Mike Waltz, ambassadeur des États-Unis auprès des Nations Unies, a présenté ce mardi des photographies de prisonniers politiques cubains devant l'Assemblée générale et a prononcé un discours passionné dans lequel il a accusé le régime de La Havane d'être le véritable responsable de la souffrance du peuple cubain.
L'intervention a eu lieu lors d'une session extraordinaire convoquée à la demande du régime pour débattre de l'embargo américain, alors que Cuba traversait son troisième effondrement total du Système Électro-énergétique National en ce début d'année 2026.

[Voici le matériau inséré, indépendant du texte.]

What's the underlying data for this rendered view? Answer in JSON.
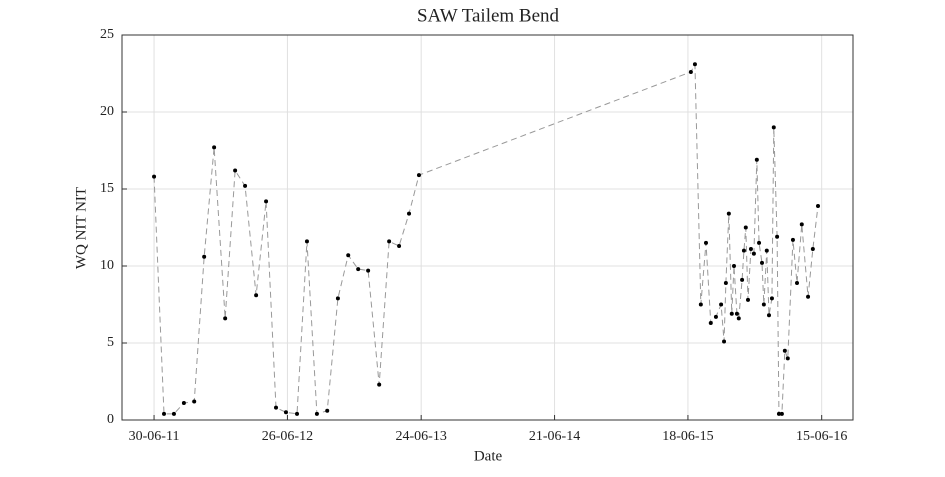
{
  "chart_data": {
    "type": "line",
    "title": "SAW Tailem Bend",
    "x_label": "Date",
    "y_label": "WQ NIT NIT",
    "x": [
      "2011-06-30",
      "2011-07-27",
      "2011-08-23",
      "2011-09-19",
      "2011-10-17",
      "2011-11-13",
      "2011-12-10",
      "2012-01-09",
      "2012-02-05",
      "2012-03-03",
      "2012-04-02",
      "2012-04-29",
      "2012-05-26",
      "2012-06-22",
      "2012-07-22",
      "2012-08-18",
      "2012-09-14",
      "2012-10-12",
      "2012-11-10",
      "2012-12-08",
      "2013-01-04",
      "2013-01-31",
      "2013-03-02",
      "2013-03-29",
      "2013-04-25",
      "2013-05-22",
      "2013-06-18",
      "2015-06-26",
      "2015-07-07",
      "2015-07-23",
      "2015-08-06",
      "2015-08-19",
      "2015-09-02",
      "2015-09-16",
      "2015-09-24",
      "2015-09-29",
      "2015-10-07",
      "2015-10-15",
      "2015-10-21",
      "2015-10-29",
      "2015-11-03",
      "2015-11-12",
      "2015-11-17",
      "2015-11-22",
      "2015-11-28",
      "2015-12-06",
      "2015-12-14",
      "2015-12-22",
      "2015-12-28",
      "2016-01-05",
      "2016-01-10",
      "2016-01-18",
      "2016-01-24",
      "2016-02-01",
      "2016-02-06",
      "2016-02-15",
      "2016-02-20",
      "2016-02-28",
      "2016-03-07",
      "2016-03-15",
      "2016-03-29",
      "2016-04-09",
      "2016-04-22",
      "2016-05-09",
      "2016-05-22",
      "2016-06-05"
    ],
    "values": [
      15.8,
      0.4,
      0.4,
      1.1,
      1.2,
      10.6,
      17.7,
      6.6,
      16.2,
      15.2,
      8.1,
      14.2,
      0.8,
      0.5,
      0.4,
      11.6,
      0.4,
      0.6,
      7.9,
      10.7,
      9.8,
      9.7,
      2.3,
      11.6,
      11.3,
      13.4,
      15.9,
      22.6,
      23.1,
      7.5,
      11.5,
      6.3,
      6.7,
      7.5,
      5.1,
      8.9,
      13.4,
      6.9,
      10.0,
      6.9,
      6.6,
      9.1,
      11.0,
      12.5,
      7.8,
      11.1,
      10.8,
      16.9,
      11.5,
      10.2,
      7.5,
      11.0,
      6.8,
      7.9,
      19.0,
      11.9,
      0.4,
      0.4,
      4.5,
      4.0,
      11.7,
      8.9,
      12.7,
      8.0,
      11.1,
      13.9
    ],
    "color": "#000000",
    "line_color": "#999999",
    "line_style": "dashed",
    "xlim": [
      "2011-04-04",
      "2016-09-08"
    ],
    "xticks": [
      {
        "value": "2011-06-30",
        "label": "30-06-11"
      },
      {
        "value": "2012-06-26",
        "label": "26-06-12"
      },
      {
        "value": "2013-06-24",
        "label": "24-06-13"
      },
      {
        "value": "2014-06-21",
        "label": "21-06-14"
      },
      {
        "value": "2015-06-18",
        "label": "18-06-15"
      },
      {
        "value": "2016-06-15",
        "label": "15-06-16"
      }
    ],
    "ylim": [
      0,
      25
    ],
    "yticks": [
      0,
      5,
      10,
      15,
      20,
      25
    ],
    "grid": true
  }
}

Waltz a reformulé dès le début le débat : « On a beaucoup parlé du blocus aujourd'hui, et il existe effectivement un blocus devant nous : le blocus que le régime cubain exerce de manière implacable sur son propre peuple, décennie après décennie. »
Le diplomate a souligné l'ironie du blackout en toile de fond : « Tristement, Cuba est à nouveau dans l'obscurité. Il y a un nouveau blackout sur toute l'île », a-t-il déclaré, ajoutant que « il semble toujours y avoir de la lumière et de l'électricité pour le régime, pour la dictature. En ce moment, il y a de l'électricité dans le complexe de la famille Castro. Là, il y a effectivement de la lumière ».

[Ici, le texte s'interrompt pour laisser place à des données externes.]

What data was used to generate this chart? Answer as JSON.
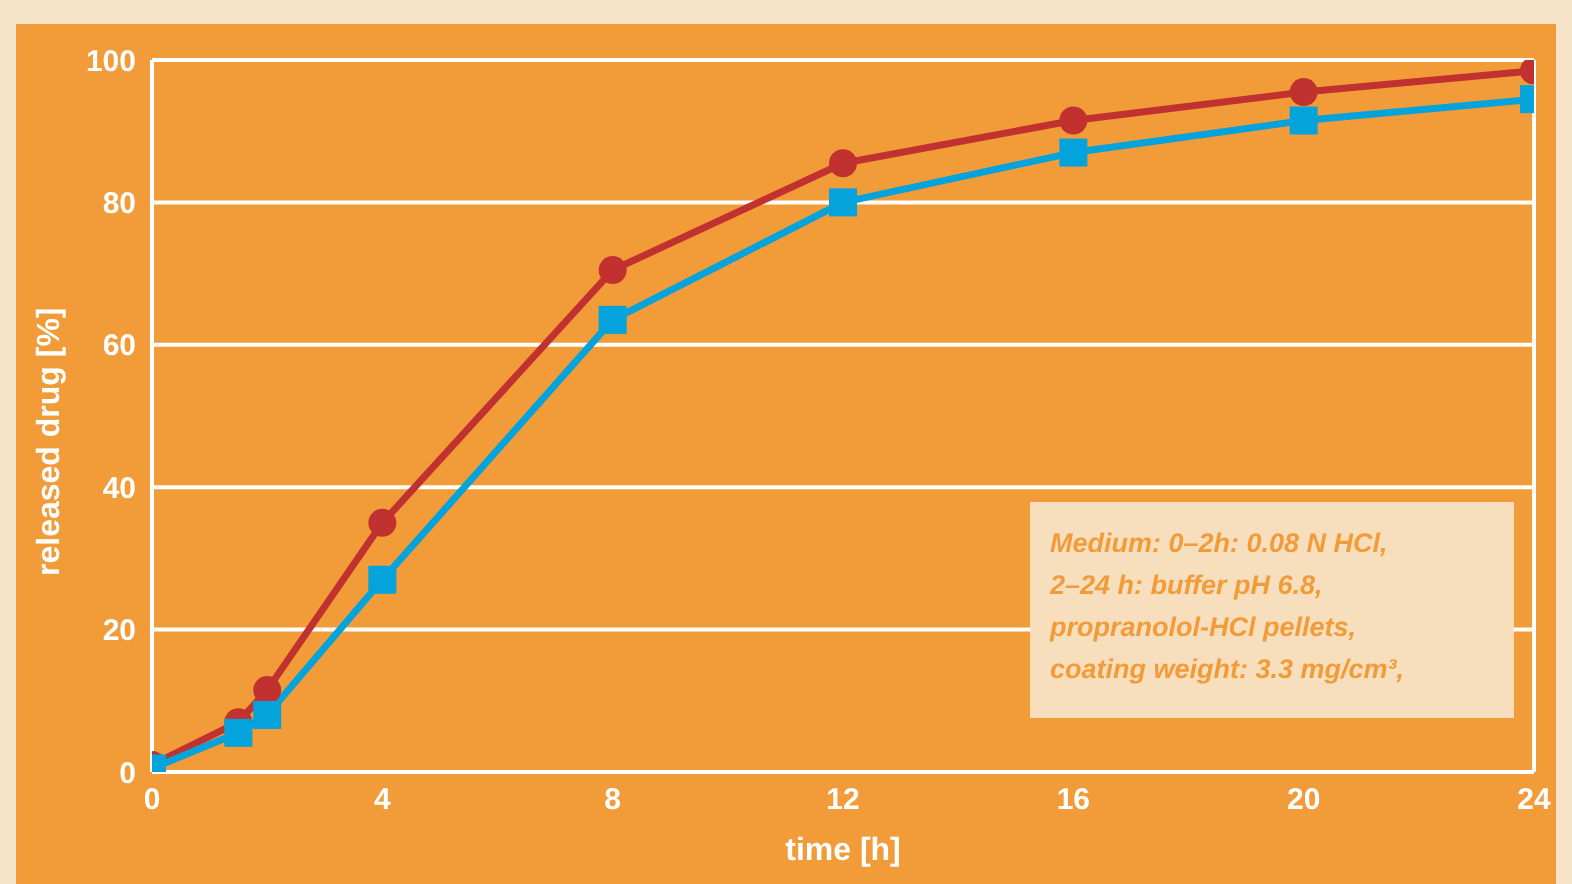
{
  "chart_data": {
    "type": "line",
    "xlabel": "time [h]",
    "ylabel": "released drug [%]",
    "xlim": [
      0,
      24
    ],
    "xticks": [
      0,
      4,
      8,
      12,
      16,
      20,
      24
    ],
    "ylim": [
      0,
      100
    ],
    "yticks": [
      0,
      20,
      40,
      60,
      80,
      100
    ],
    "grid": "y",
    "line_style": "solid",
    "series": [
      {
        "color": "#c1312f",
        "marker": "circle",
        "x": [
          0,
          1.5,
          2,
          4,
          8,
          12,
          16,
          20,
          24
        ],
        "values": [
          1,
          7,
          11.5,
          35,
          70.5,
          85.5,
          91.5,
          95.5,
          98.5
        ]
      },
      {
        "color": "#05a3dc",
        "marker": "square",
        "x": [
          0,
          1.5,
          2,
          4,
          8,
          12,
          16,
          20,
          24
        ],
        "values": [
          0.5,
          5.5,
          8,
          27,
          63.5,
          80,
          87,
          91.5,
          94.5
        ]
      }
    ],
    "annotations": [
      "Medium: 0–2h: 0.08 N HCl,",
      "2–24 h: buffer pH 6.8,",
      "propranolol-HCl pellets,",
      "coating weight: 3.3 mg/cm³,"
    ]
  }
}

Le moment le plus marquant est arrivé lorsque Waltz a levé devant les délégués des photographies de prisonniers politiques cubains, un par un, lisant leurs noms à haute voix.

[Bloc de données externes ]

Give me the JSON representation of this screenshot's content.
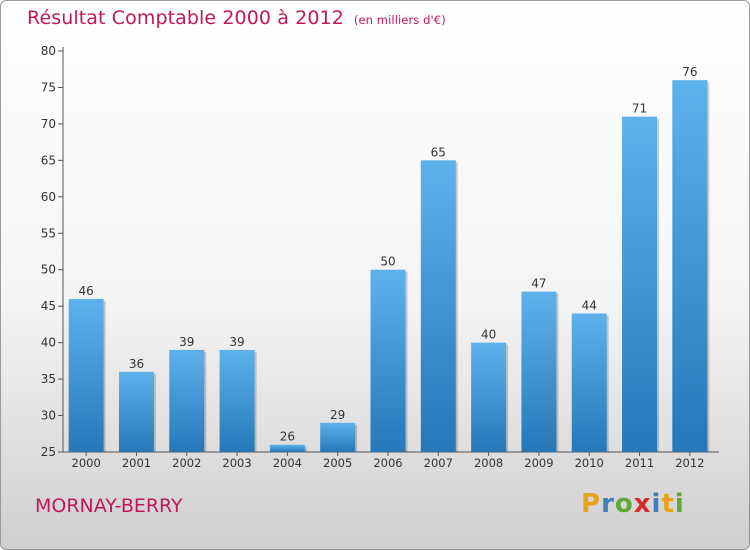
{
  "title": "Résultat Comptable 2000 à 2012",
  "subtitle": "(en milliers d'€)",
  "commune": "MORNAY-BERRY",
  "logo": {
    "letters": [
      "P",
      "r",
      "o",
      "x",
      "i",
      "t",
      "i"
    ],
    "colors": [
      "#e8a11c",
      "#3f7ec0",
      "#62a83a",
      "#d62c2c",
      "#3f7ec0",
      "#e8a11c",
      "#62a83a"
    ]
  },
  "colors": {
    "title": "#c0185a",
    "bar_light": "#5eb2ec",
    "bar_dark": "#2677b8"
  },
  "chart_data": {
    "type": "bar",
    "categories": [
      "2000",
      "2001",
      "2002",
      "2003",
      "2004",
      "2005",
      "2006",
      "2007",
      "2008",
      "2009",
      "2010",
      "2011",
      "2012"
    ],
    "values": [
      46,
      36,
      39,
      39,
      26,
      29,
      50,
      65,
      40,
      47,
      44,
      71,
      76
    ],
    "ylim": [
      25,
      80
    ],
    "yticks": [
      25,
      30,
      35,
      40,
      45,
      50,
      55,
      60,
      65,
      70,
      75,
      80
    ],
    "grid": false
  }
}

Luis Manuel Otero Alcántara, leader du Mouvement San Isidro, a été le premier : « Son crime a été d'être artiste », a déclaré l'ambassadeur, soulignant qu'il se trouve dans une prison de haute sécurité. La condamnation de cinq ans de l'artiste arrive à expiration le 9 juillet, à peine deux jours après cette session.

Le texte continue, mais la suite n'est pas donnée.